Awk: Words frequency from one text file, how to ou

2020-04-19 06:30发布

问题:

Given a .txt files with space separated words such as:

But where is Esope the holly Bastard
But where is

And the Awk function :

cat /pathway/to/your/file.txt | tr ' ' '\n' | sort | uniq -c | awk '{print $2"@"$1}'

I get the following output in my console :

1 Bastard
1 Esope
1 holly
1 the
2 But
2 is
2 where

How to get into printed into myFile.txt ? I actually have 300.000 lines and near 2 millions words. Better to output the result into a file.

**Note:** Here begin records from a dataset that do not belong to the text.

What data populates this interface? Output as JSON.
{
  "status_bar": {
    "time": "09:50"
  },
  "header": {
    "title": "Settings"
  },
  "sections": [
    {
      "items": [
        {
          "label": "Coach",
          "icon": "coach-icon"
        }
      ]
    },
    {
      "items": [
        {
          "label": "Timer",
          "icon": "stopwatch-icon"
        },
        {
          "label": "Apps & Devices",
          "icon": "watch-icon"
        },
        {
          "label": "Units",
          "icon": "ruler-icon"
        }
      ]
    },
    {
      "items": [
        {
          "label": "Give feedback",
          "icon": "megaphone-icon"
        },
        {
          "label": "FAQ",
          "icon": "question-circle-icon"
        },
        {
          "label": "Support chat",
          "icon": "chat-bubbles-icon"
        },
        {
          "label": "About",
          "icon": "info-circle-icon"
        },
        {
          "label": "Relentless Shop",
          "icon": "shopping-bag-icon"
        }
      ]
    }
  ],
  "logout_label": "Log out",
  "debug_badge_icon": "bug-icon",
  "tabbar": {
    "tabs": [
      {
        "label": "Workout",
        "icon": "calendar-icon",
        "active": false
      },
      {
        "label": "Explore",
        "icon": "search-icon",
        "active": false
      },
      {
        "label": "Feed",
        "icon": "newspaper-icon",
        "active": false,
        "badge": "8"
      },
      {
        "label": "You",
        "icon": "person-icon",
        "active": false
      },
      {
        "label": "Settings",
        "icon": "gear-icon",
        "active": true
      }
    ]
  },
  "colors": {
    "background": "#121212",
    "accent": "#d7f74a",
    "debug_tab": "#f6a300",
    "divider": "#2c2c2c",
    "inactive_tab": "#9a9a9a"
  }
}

EDIT: Used answer (by @Sudo_O):

$ awk '{a[$1]++}END{for(k in a)print a[k],k}' RS=" |\n" myfile.txt | sort > myfileout.txt

回答1:

Your pipeline isn't very efficient you should do the whole thing in awk instead:

awk '{a[$1]++}END{for(k in a)print a[k],k}' RS=" |\n" file > myfile

If you want the output in sorted order:

awk '{a[$1]++}END{for(k in a)print a[k],k}' RS=" |\n" file | sort > myfile

The actual output given by your pipeline is:

$ tr ' ' '\n' < file | sort | uniq -c | awk '{print $2"@"$1}'
Bastard@1
But@2
Esope@1
holly@1
is@2
the@1
where@2

Note: using cat is useless here we can just redirect the input with <. The awk script doesn't make sense either, it's just reversing the order of the words and words frequency and separating them with an @. If we drop the awk script the output is closer to the desired output (notice the preceding spacing however and it's unsorted):

$ tr ' ' '\n' < file | sort | uniq -c 
      1 Bastard
      2 But
      1 Esope
      1 holly
      2 is
      1 the
      2 where

We could sort again a remove the leading spaces with sed:

$ tr ' ' '\n' < file | sort | uniq -c | sort | sed 's/^\s*//'
1 Bastard
1 Esope
1 holly
1 the
2 But
2 is
2 where

But like I mention at the start let awk handle it:

$ awk '{a[$1]++}END{for(k in a)print a[k],k}' RS=" |\n" file | sort
1 Bastard
1 Esope
1 holly
1 the
2 But
2 is
2 where


回答2:

Just redirect output to a file.

cat /pathway/to/your/file.txt % tr ' ' '\n' | sort | uniq -c | \
awk '{print $2"@"$1}' > myFile.txt


回答3:

Just use shell redirection :

 echo "test" > overwrite-file.txt
 echo "test" >> append-to-file.txt

Tips

A useful command is tee which allow to redirect to a file and still see the output :

echo "test" | tee overwrite-file.txt
echo "test" | tee -a append-file.txt

Sorting and locale

I see you are working with asian script, you need to be need to be careful with the locale use by your system, as the resulting sort might not be what you expect :

* WARNING * The locale specified by the environment affects sort order. Set LC_ALL=C to get the traditional sort order that uses native byte values.